What is the inspiration for your work in Sustainability and Climate Health?
Our changing climate is the public health elephant in the room for the 21st century, and we need to act now to protect and defend our patients’ health. As a citizen of the only planet available to us, I feel a deep responsibility to act because I can, and because those of us with means have a duty to support and uplift those without the ability to help themselves. Thankfully, solutions to global warming also present opportunities to address current and worsening health disparities, in addition to creating healthier communities for everyone.

Why do you think sustainability is important for health care and for UCSF?
Health care institutions such as UCSF are responsible for about 10% of the entire carbon footprint in the US, so it is imperative that medical centers work actively to reduce their carbon footprint. The Office of Sustainability is already a leader in demonstrating what can be done, and UCSF is working actively to disseminate this information and learn new methodology from others.

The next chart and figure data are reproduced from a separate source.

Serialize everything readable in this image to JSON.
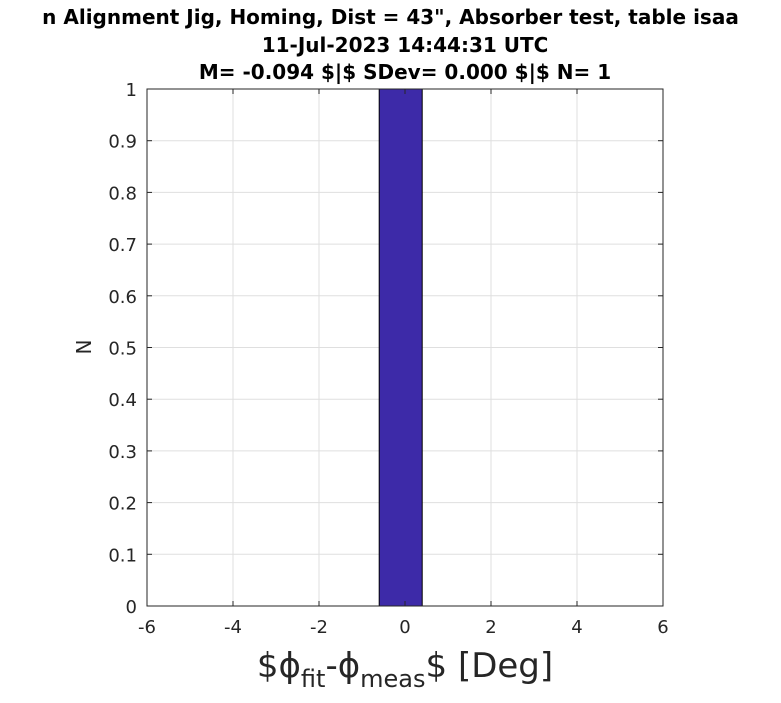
{
  "chart_data": {
    "type": "bar",
    "title_lines": [
      "n Alignment Jig, Homing, Dist = 43\", Absorber test, table isaa",
      "11-Jul-2023 14:44:31 UTC",
      "M= -0.094 $|$ SDev= 0.000 $|$ N= 1"
    ],
    "ylabel": "N",
    "xlabel": {
      "prefix": "$ϕ",
      "sub1": "fit",
      "mid": "-ϕ",
      "sub2": "meas",
      "suffix": "$ [Deg]"
    },
    "xlim": [
      -6,
      6
    ],
    "ylim": [
      0,
      1
    ],
    "xticks": [
      "-6",
      "-4",
      "-2",
      "0",
      "2",
      "4",
      "6"
    ],
    "yticks": [
      "0",
      "0.1",
      "0.2",
      "0.3",
      "0.4",
      "0.5",
      "0.6",
      "0.7",
      "0.8",
      "0.9",
      "1"
    ],
    "grid": true,
    "bins": [
      {
        "x0": -0.6,
        "x1": 0.4,
        "value": 1
      }
    ],
    "bar_color": "#3d2aa8"
  }
}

The second major opportunity is for UCSF to dedicate itself to training the Climate Medicine leaders of the future. As one of only several academic centers with the depth and breadth of faculty expertise required for such an endeavor, UCSF can build programs in climate-related health research, education, clinical care, and advocacy that have a true impact on human health and climate in years to come.

Which of your sustainability efforts at UCSF are you most excited about, and why?
1) Mentoring the Human Health and Climate Change student group is the most rewarding effort one could imagine. Students are engaged in projects across the health care spectrum; from conducting symposia to advocating Climate Health issues in congress and from developing a Planetary Health Justice Report Card to building a carbon offset program for faculty travel, students are working actively to define their own futures and to advocate strongly for the health of their patients.

2) There are many UCSF faculty members who are working actively on Climate Health related activities, but unfortunately there is no centralized mechanism for them to communicate, collaborate, and synergize efforts in the face of this terrible threat to human health. To overcome the silo effect and accelerate progress, I have created an extensive network of faculty, students, and staff. We recently held our first meeting to brainstorm opportunities for the future of Climate Health at UCSF, and we will build on these efforts in 2020. It is tremendously exciting to witness what happens when UCSF community members gather to share knowledge and design a new path forward.

How do you make sustainability a part of your personal life?
I do some little things and big things, but I drive myself (and family members) crazy by considering any single-use item I use as an item that I am buying and keeping. As the cabinets have filled up, it is easier to say, “I don’t need another straw (or cup, or food container, etc.),” and our purchases have definitely decreased. 

What actions related to sustainability and climate health would you encourage the UCSF community to take?
Everyone in the community is busy, and it can seem overwhelming to individuals to take on the challenge of global warming. Based upon research from scholars around the globe, the Drawdown Initiative ranks the 100 most substantive means of acting on global warming now. This list has something reachable for everyone, whether it relates to our own habits of living, the actions we take at work, or to targeting our annual donations. People might be surprised to see that Reducing Food Waste is #3, Plant-Rich Diet is #4, and Educating Girls is #6.

As far as UCSF’s leadership, I would encourage them to support the development of a dedicated Climate Medicine program in research, education, clinical care, and advocacy.